Pero, ¿es todo lo que vemos tan verde como parece? El término ‘greenwashing’ ha surgido para describir estrategias de marketing que presentan a las compañías y sus productos como respetuosos con el medio ambiente, a pesar de no serlo. La intención es capitalizar la preocupación pública por el medio ambiente y atraer a los consumidores, sin la necesidad de un respaldo real en acciones concretas o un gasto significativo.
Esta práctica, desafortunadamente, aún está muy presente en el mundo corporativo. Recientemente, la plataforma de agencias creativas, digitales, freelancers y profesionales de la comunicación Creatives for the Future envió una carta abierta a Autocontrol y a la Asociación Española de Anunciantes, lamentando “cómo mensajes confusos y engañosos de anunciantes españoles superan impunemente los filtros de Autocontrol”.
El crecimiento del ‘Greenwashing’ en la Unión Europea
el número de casos de greenwashing en la Unión Europea se incrementó en un 26% y un 21% a nivel global, en el 2023. Este fenómeno ha crecido más entre los países europeos que en el resto del mundo, lo que representa una preocupación creciente.
Para abordar este problema, Bruselas está trabajando en la directiva de alegaciones ecológicas (Green Claims). Esta directiva se basa en tres pilares: verificación de las afirmaciones, la obligación de publicar las evidencias detrás de dichas afirmaciones, y establecer un marco de referencia para los criterios y la metodología a utilizar.
En el ámbito nacional, este año se ha aprobado la nueva directiva sobre el empoderamiento de los consumidores para la transición ecológica. Su objetivo es reforzar el derecho del consumidor a recibir información clara y precisa sobre el impacto medioambiental de los productos que consume. A diferencia de la directiva de alegaciones ecológicas, esta sí afecta a las pequeñas y medianas empresas (pymes).

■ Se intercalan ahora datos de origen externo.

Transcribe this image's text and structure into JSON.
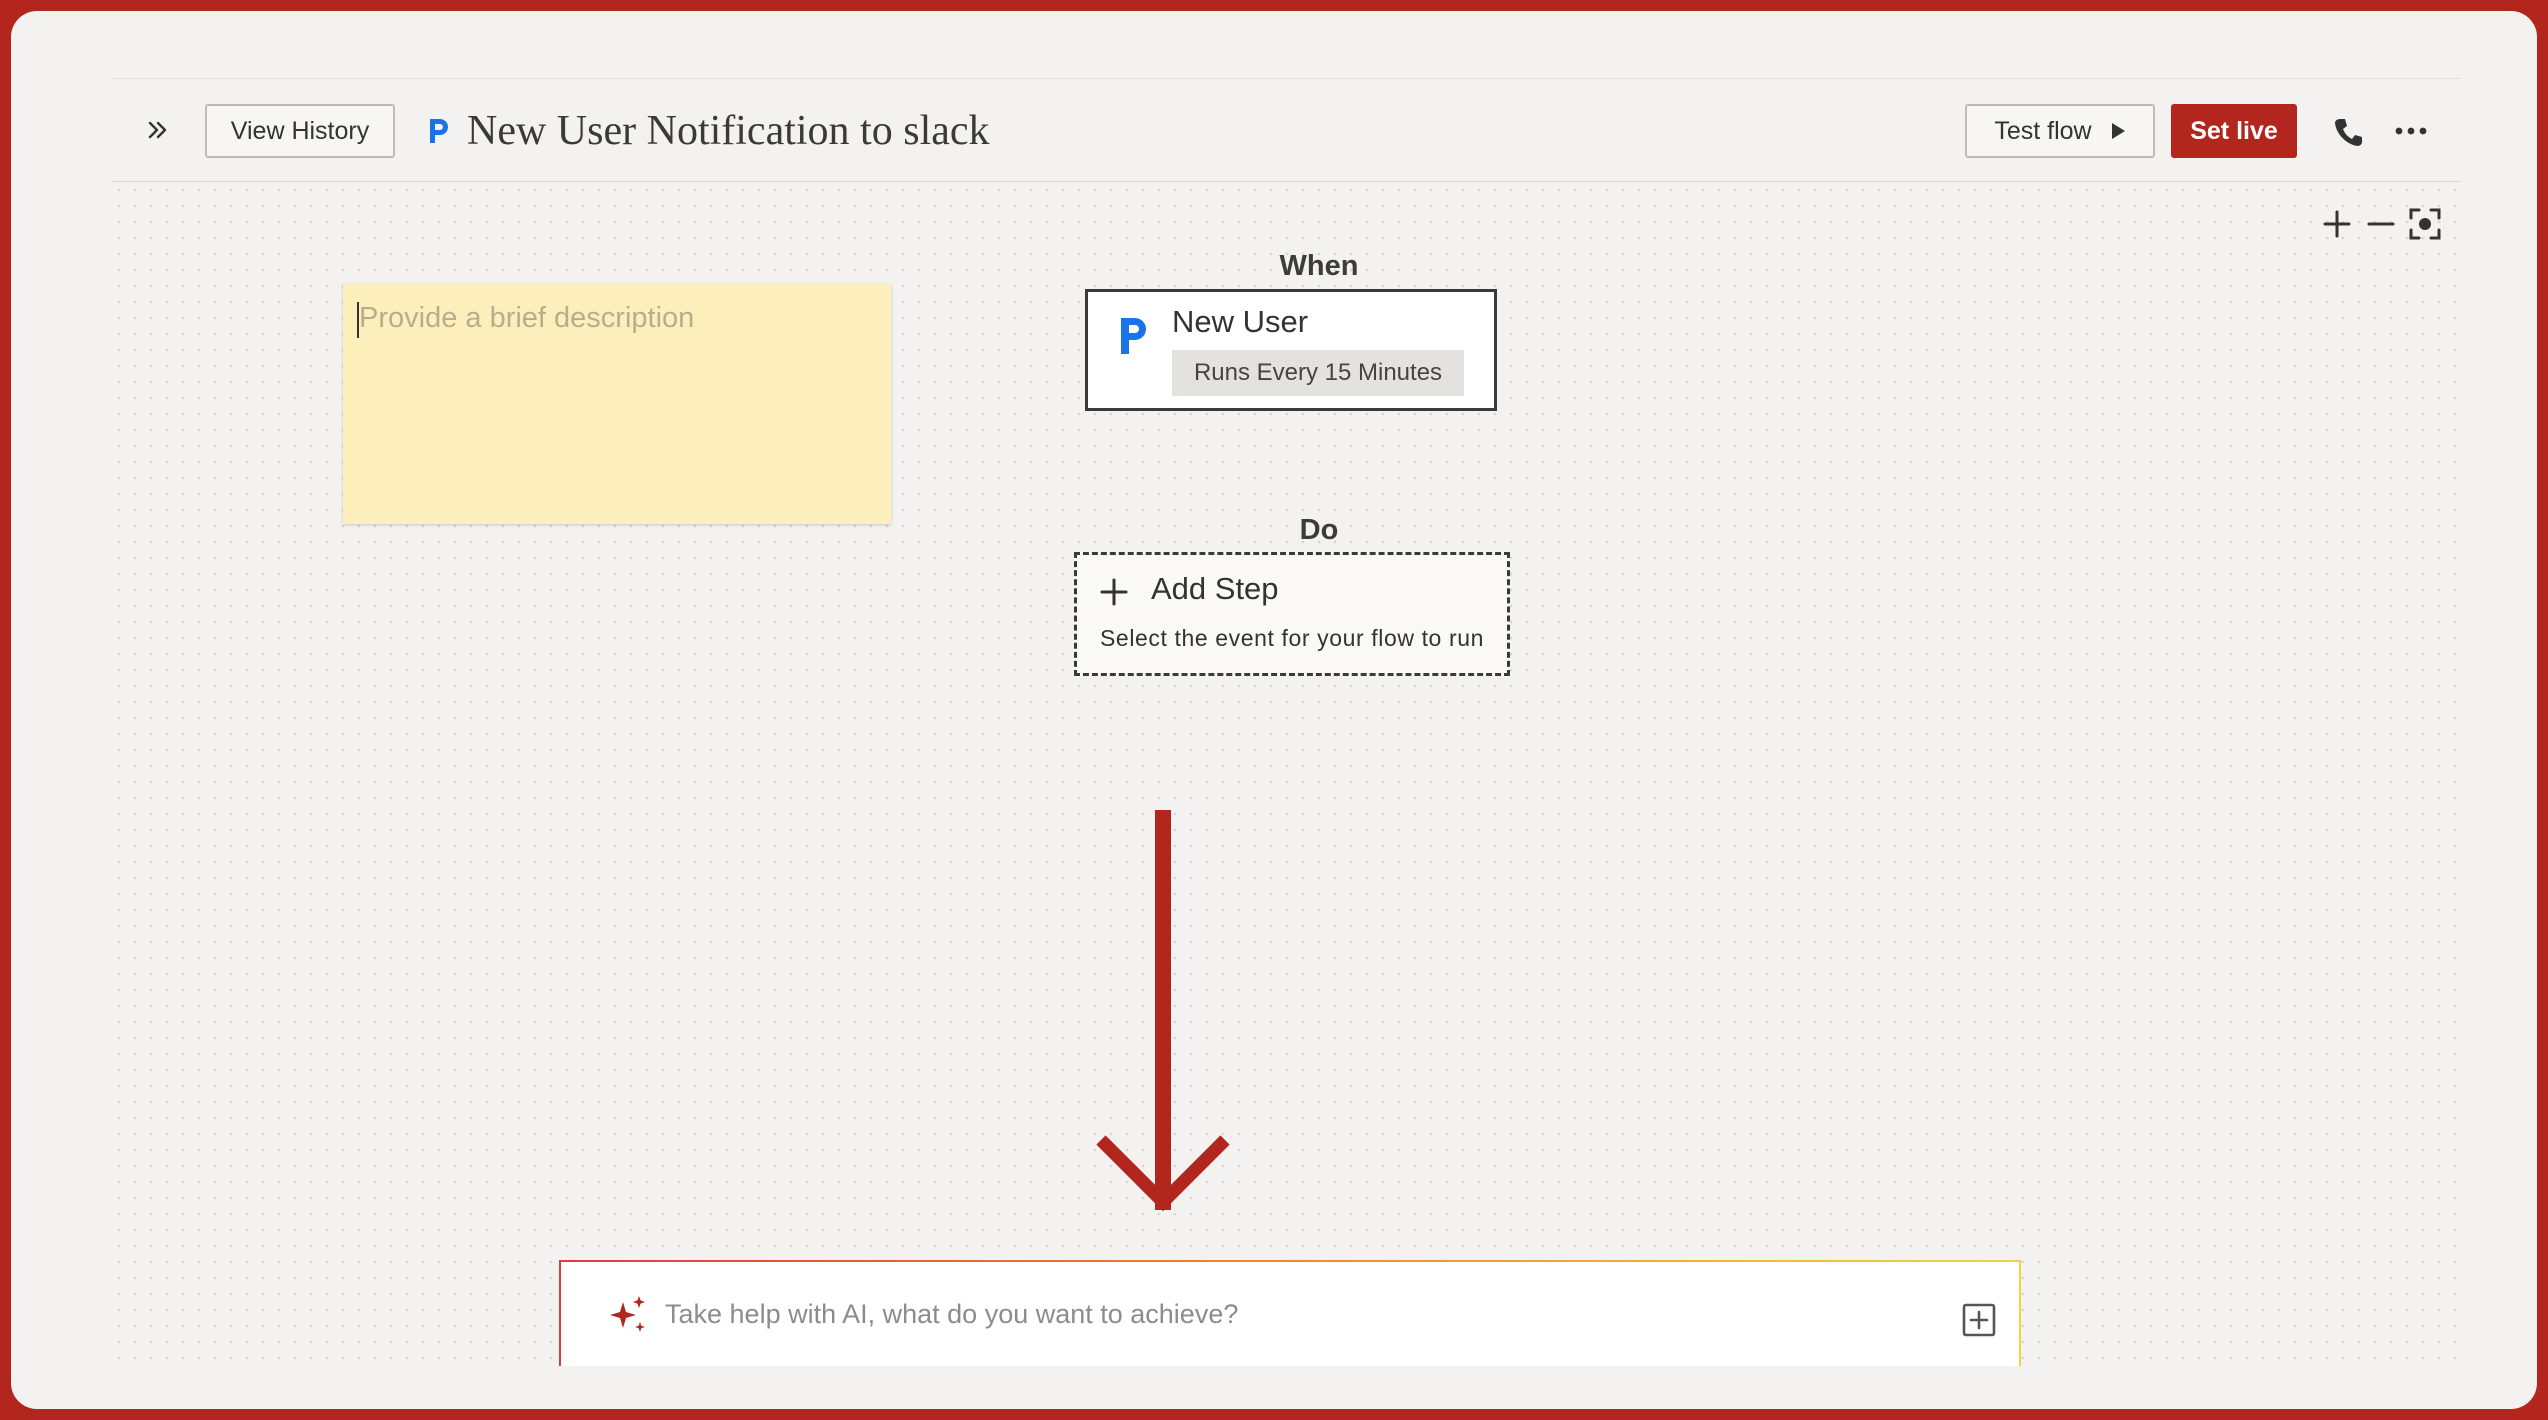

Sin embargo, este esfuerzo no será efectivo sin el compromiso empresarial. “A partir de este nuevo marco normativo, las empresas van a tener que ser más precisas en lo que dicen y estar en disposición de poder justificar adecuadamente esas afirmaciones”.
Implicaciones legales y futuras sanciones
Las empresas deben tomar medidas rápidas para adaptarse a estas nuevas regulaciones. Aunque las sanciones pueden tardar en llegar, eventualmente habrá consecuencias y será cada Estado miembro quien establezca el régimen sancionador. Esta es una advertencia a las empresas que pueden estar considerando utilizar tácticas de greenwashing para promover sus productos o servicios.